I am working with some US govt data which has a lengthy list of cities and zip codes. After some work, the data is in the following format.
dat1 = data.frame
It helps to store the data as characters, not factors:
dat2 <- data.frame(keyword=c("Bremen", "Brent", "50143", "Chelsea, AL",
"Bailytown, Alabama", "52348", "54023", "54024"),
tag=c(rep("AlabamCity",2), rep("AlabamaCityST",2),
rep("AlabamaCityState",2), rep("AlabamaZipCode",2)),
stringsAsFactors = FALSE) ## note this bit
Now we can convert keyword to numeric, and if it isn't a number in character format, we get an NA:
want <- with(dat2, as.numeric(keyword))
which gives us this:
> (want <- with(dat2, as.numeric(keyword)))
[1] NA NA 50143 NA NA 52348 54023 54024
Warning message:
In eval(expr, envir, enclos) : NAs introduced by coercion
You can ignore the warning or suppress it, but don't use this casually as it can mask problems:
suppressWarnings(want <- with(dat2, as.numeric(keyword)))
The final step is to select the elements of want that are not NA and have keyword equal to "AlabamaZipCode", which we do using &:
(!is.na(want) & (dat2$tag != "AlabamaZipCode"))
That selects the rows we don't want, so we need to negate the above, turning TRUE to FALSE and vice versa:
!(!is.na(want) & (dat2$tag != "AlabamaZipCode"))
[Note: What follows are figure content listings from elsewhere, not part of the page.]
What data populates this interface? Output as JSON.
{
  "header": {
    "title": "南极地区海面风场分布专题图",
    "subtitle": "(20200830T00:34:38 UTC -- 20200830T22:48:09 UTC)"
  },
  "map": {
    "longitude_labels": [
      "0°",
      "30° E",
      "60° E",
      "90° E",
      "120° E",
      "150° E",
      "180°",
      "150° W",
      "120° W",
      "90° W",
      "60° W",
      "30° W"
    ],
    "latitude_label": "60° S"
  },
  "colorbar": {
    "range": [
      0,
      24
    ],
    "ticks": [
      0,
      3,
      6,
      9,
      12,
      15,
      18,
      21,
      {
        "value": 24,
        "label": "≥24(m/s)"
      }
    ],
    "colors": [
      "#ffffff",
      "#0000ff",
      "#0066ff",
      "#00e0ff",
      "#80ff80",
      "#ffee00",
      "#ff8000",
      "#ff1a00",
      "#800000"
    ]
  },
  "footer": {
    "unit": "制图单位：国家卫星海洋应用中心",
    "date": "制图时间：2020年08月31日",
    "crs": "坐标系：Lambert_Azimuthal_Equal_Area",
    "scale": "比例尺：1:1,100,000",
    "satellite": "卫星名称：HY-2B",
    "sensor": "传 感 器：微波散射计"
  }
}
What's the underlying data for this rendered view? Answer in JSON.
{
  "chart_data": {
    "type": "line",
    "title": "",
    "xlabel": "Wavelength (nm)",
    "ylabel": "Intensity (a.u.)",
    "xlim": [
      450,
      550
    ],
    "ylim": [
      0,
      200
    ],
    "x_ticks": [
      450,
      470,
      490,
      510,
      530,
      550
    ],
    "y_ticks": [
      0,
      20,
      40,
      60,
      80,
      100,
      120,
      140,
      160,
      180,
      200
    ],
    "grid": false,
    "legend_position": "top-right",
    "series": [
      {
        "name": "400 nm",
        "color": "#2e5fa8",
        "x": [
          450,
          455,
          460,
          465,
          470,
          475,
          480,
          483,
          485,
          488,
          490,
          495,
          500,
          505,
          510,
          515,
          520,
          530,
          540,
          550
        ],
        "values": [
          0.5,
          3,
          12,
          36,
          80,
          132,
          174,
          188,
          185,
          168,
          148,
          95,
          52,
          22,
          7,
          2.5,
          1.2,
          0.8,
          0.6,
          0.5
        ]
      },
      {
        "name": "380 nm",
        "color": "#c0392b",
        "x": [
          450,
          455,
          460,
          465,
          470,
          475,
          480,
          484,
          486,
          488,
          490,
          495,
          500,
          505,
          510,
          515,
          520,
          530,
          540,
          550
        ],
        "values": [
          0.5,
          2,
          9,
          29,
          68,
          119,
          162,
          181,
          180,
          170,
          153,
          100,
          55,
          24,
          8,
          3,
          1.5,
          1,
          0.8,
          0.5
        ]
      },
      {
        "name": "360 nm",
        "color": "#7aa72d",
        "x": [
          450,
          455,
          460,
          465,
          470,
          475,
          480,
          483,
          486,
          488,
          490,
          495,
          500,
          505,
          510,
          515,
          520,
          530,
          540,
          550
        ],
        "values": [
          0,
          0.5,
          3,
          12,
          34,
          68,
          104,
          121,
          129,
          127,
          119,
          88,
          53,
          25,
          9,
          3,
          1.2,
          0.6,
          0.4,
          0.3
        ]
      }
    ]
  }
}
Putting this together we have:
dat2[!(!is.na(want) & (dat2$tag != "AlabamaZipCode")), ]
which gives:
> dat2[!(!is.na(want) & (dat2$tag != "AlabamaZipCode")), ]
keyword tag
1 Bremen AlabamCity
2 Brent AlabamCity
4 Chelsea, AL AlabamaCityST
5 Bailytown, Alabama AlabamaCityState
7 54023 AlabamaZipCode
8 54024 AlabamaZipCode
Full solution is:
want <- with(dat2, as.numeric(keyword))
dat2[!(!is.na(want) & (dat2$tag != "AlabamaZipCode")), ]